Depois de 45 anos de silêncio, as autoridades da URSS, claramente afetadas pela vertigem da glasnost, convidaram Nina e o seu irmão, Guy von Dardel4, para uma reunião histórica com o KGB. Entre outras coisas, foi-lhes mostrada a ficha de registo de Raoul, emitida após a sua chegada à prisão de Lubyanka, em Moscovo, a 6 de fevereiro de 1945. A meio da reunião, o vice-presidente do KGB levantou-se e, para choque deles, entregou-lhes a caixa. Tinha o passaporte diplomático do irmão mais velho, a sua agenda de bolso de 1944, o seu caderno de endereços e uma quantidade relativamente avultada de dinheiro em francos suíços e na moeda de guerra húngara, o Pengő. Ou seja, um conjunto dos seus bens, mas nenhuma resposta credível sobre o que realmente aconteceu.

Nina Lagergren tem quase 90 anos. Continua à espera, assim como o resto da família. Agora, vira a chave na fechadura de uma
arrecadação. Faz-me sinal para entrar.

Não há espaço para todos os soldados de estanho de Raoul, mas aquela parada militar não deixa de ser impressionante. Coloridos guerreiros em miniatura, prontos para o ataque.

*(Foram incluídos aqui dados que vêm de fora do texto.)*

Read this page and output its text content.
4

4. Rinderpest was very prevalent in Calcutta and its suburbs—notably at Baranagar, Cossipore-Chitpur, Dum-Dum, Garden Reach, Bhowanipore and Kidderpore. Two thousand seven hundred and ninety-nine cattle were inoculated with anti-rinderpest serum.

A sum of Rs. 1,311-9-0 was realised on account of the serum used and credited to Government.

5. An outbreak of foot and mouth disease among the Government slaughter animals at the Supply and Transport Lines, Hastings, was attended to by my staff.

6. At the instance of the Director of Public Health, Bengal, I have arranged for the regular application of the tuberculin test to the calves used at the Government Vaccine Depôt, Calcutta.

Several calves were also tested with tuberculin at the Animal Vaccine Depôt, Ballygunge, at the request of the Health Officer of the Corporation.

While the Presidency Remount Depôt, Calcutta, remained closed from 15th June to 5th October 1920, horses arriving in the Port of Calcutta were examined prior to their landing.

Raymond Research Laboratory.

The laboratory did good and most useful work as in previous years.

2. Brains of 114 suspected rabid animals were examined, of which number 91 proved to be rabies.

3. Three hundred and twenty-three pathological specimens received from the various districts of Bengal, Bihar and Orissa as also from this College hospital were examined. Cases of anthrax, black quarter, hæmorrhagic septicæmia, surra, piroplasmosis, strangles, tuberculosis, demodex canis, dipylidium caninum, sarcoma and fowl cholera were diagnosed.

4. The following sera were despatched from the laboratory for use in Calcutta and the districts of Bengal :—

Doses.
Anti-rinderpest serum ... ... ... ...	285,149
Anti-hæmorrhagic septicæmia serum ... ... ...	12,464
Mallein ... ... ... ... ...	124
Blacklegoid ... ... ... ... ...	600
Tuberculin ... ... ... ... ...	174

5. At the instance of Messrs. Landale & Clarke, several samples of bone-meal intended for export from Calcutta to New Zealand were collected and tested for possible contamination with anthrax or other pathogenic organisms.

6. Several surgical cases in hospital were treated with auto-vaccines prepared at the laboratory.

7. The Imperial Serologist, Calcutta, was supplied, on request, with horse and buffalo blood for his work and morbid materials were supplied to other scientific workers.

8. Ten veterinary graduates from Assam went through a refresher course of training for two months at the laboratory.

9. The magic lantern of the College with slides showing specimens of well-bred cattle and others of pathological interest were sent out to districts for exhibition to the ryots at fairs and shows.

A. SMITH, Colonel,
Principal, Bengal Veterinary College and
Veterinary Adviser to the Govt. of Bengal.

Há chapéus de penas e mosquetes antigos, canhões, tambores e trompetes.

Algures, na década de 1970, a mãe de Raoul, Maj von Dardel, embalou os seus soldados de estanho em duas grandes caixas e depositou-as no Museu Nórdico, em Estocolmo. Mas nos anos 1970 as perguntas sobre Raoul Wallenberg eram quase sempre recebidas com silêncio, numa Suécia intimidada pelos soviéticos. As caixas foram levadas para a área de reservas, ao nível do jardim do museu. E aí ficaram. Passaram-se décadas e ninguém sabia o que acontecera aos soldadinhos. Até agora.

Há uns meses, Nina Lagergren foi contactada por funcionários do museu. Estavam a arrumar coisas antigas, deixadas em depósito, e depararam-se com as caixas de Maj von Dardel. Agora, queriam livrar-se delas, a menos que a família estivesse interessada em doá-las.

Nina levanta um soldadinho de casaco vermelho, com a espingarda erguida, ao ombro. Olha carinhosamente para ele e suspeito que sente o mesmo que eu, que foi um pouco triste que o museu não se interessasse pela coleção. Mas ela nunca diria nada assim.

– Então, não lhes quis dar os soldadinhos de estanho? – pergunto, timidamente.

Nina olha-me com consternação.

– Como é que posso fazer uma coisa dessas? Eles não são meus. São do Raoul.